The 2018 Tallahassee Tennis Challenger was a professional tennis tournament played on green clay courts. It was the 19th edition of the tournament which was part of the 2018 ATP Challenger Tour. It took place in Tallahassee, Florida, United States between April 23 and April 28, 2018.
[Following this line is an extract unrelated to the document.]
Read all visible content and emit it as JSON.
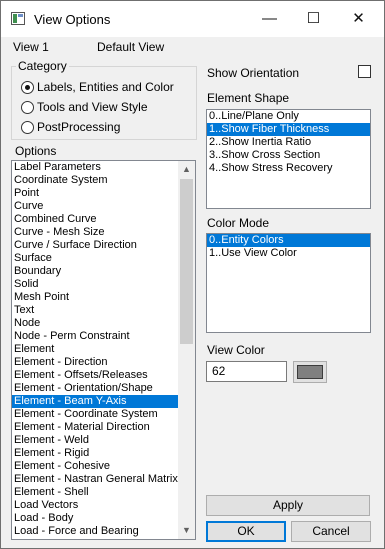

==Singles main-draw entrants==
===Seeds===

| Country | Player | Rank^{1} | Seed |
|---|---|---|---|
| USA | Denis Kudla | 117 | 1 |
| CAN | Peter Polansky | 124 | 2 |
| SUI | Henri Laaksonen | 136 | 3 |
| USA | Michael Mmoh | 151 | 4 |
| SLO | Blaž Rola | 166 | 5 |
| AUS | Akira Santillan | 168 | 6 |
| USA | Evan King | 192 | 7 |
| SRB | Miomir Kecmanović | 197 | 8 |

- ^{1} Rankings as of April 16, 2018.

===Other entrants===
The following players received wildcards into the singles main draw:
- USA JC Aragone
- TUN Aziz Dougaz
- USA Jared Hiltzik
- USA Danny Thomas

The following player received entry into the singles main draw as a special exempt:
- ARG Juan Ignacio Londero

The following players received entry from the qualifying draw:
- USA Trent Bryde
- ARG Federico Coria
- JPN Yoshihito Nishioka
- AUS Max Purcell

The following player received entry as a lucky loser:
- BRA João Pedro Sorgi

==Champions==
===Singles===

- USA Noah Rubin def. AUS Marc Polmans 6–2, 3–6, 6–4.

===Doubles===

- USA Robert Galloway / USA Denis Kudla def. ESP Enrique López Pérez / IND Jeevan Nedunchezhiyan 6–3, 6–1.